The biggest obstacles in attracting workers to the industry appear to be lifestyle and economic issues. Trucking companies must compete with many other companies for the same workers. Potential workers are lost to the construction industry as the trucking companies are not able to compete with the better pay offered in many parts of the country. In addition, truckers serving the scrap industry in particular are worried about equipment damage from scrap yards and road conditions.
Even the methodology of moving material has changed. We are now looking beyond the business of independent carriers posting loads at truck stops. Now, many independent firms are building strategic alliances through larger over-the-road, intermodal, rail and barge companies.
Shippers are now demanding that the transportation industry do more than provide transportation. They are requesting and obtaining technology and equipment to upgrade existing operations through better coordination of outbound shipments, bar coding of material, voice technology to load trucks and software for planning, execution and reporting capabilities.
All of these efficiencies give us the ability to meet the customer’s time frames and plant delivery schedules while helping to decrease transportation costs. At present, we hear that there is a trend by those traditionally moving material at the plant level to off-load the transportation coordination to the shipper. Some plant locations are considering turning a large portion of their non-contract transportation business to FOB (free on board) destination freight prepaid.

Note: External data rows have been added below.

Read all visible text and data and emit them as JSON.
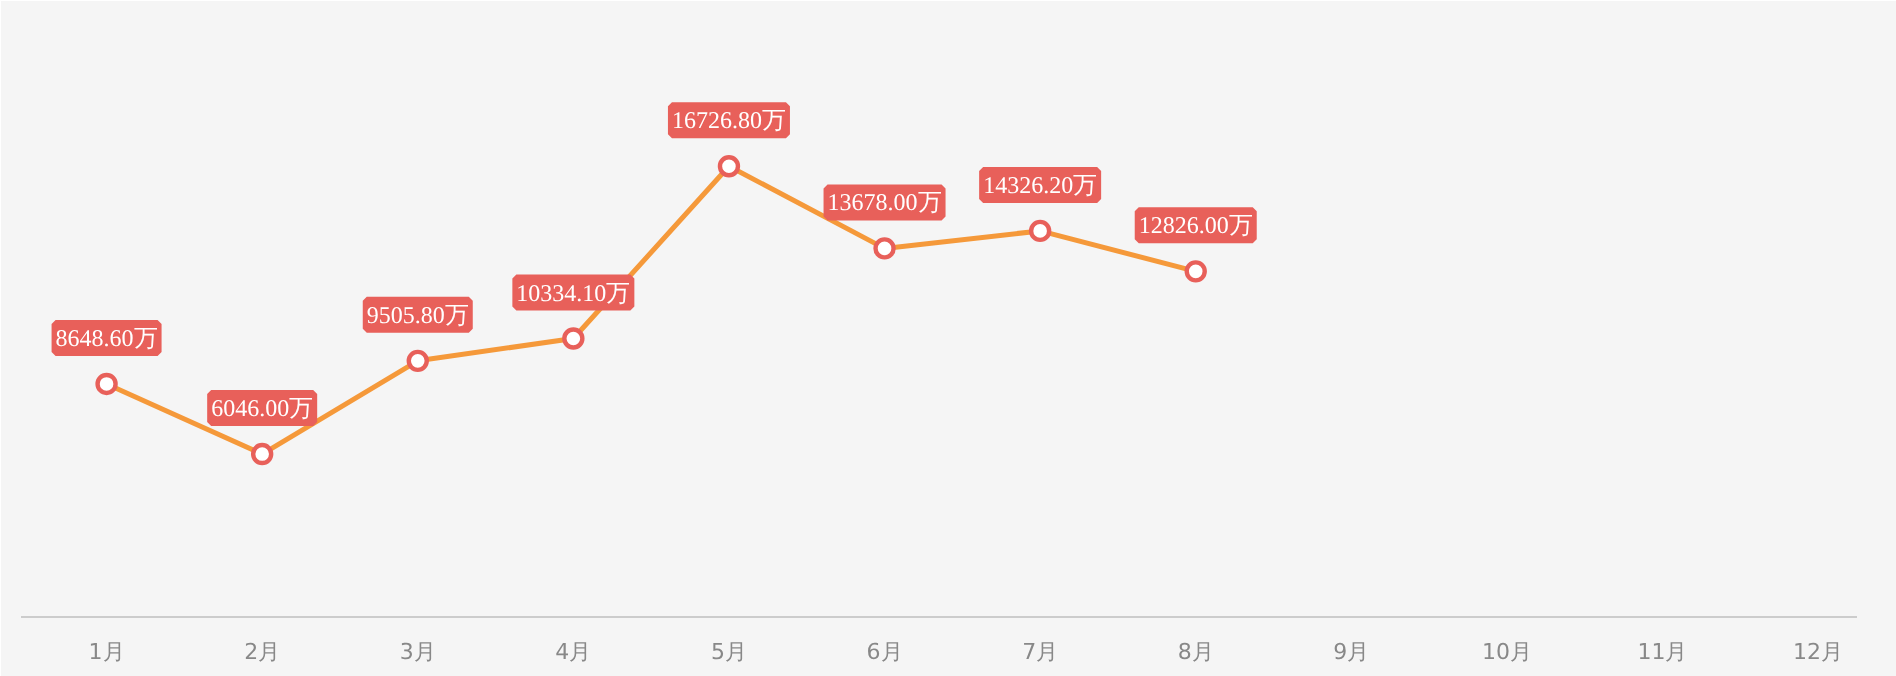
{
  "chart_data": {
    "type": "line",
    "categories": [
      "1月",
      "2月",
      "3月",
      "4月",
      "5月",
      "6月",
      "7月",
      "8月",
      "9月",
      "10月",
      "11月",
      "12月"
    ],
    "series": [
      {
        "color": "#f5993a",
        "values": [
          8648.6,
          6046.0,
          9505.8,
          10334.1,
          16726.8,
          13678.0,
          14326.2,
          12826.0,
          null,
          null,
          null,
          null
        ],
        "value_labels": [
          "8648.60万",
          "6046.00万",
          "9505.80万",
          "10334.10万",
          "16726.80万",
          "13678.00万",
          "14326.20万",
          "12826.00万",
          null,
          null,
          null,
          null
        ]
      }
    ],
    "marker": "circle",
    "line_style": "solid"
  }
}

Transportation is notoriously volatile, and during 2005 we experienced it first hand. We have heard many explanations, but as we continue to see capacity, global economic and energy issues continue in 2006, costs will remain a vital role in the movement of nonferrous material to the end users.
Once again, bringing us back to the movie, instead of a wild race to locate the buried fortune under "the big W" in Santa Rosita, every day recyclers play the transportation game in search of reliable shipping. We all try to control the things that happen to us, but life has a crazy way of turning the tables on us. Whether it’s humorous at the time or not, our trials can sometimes seem as bizarre as those of the characters in the movie. It truly is a mad, mad, mad, mad transportation world!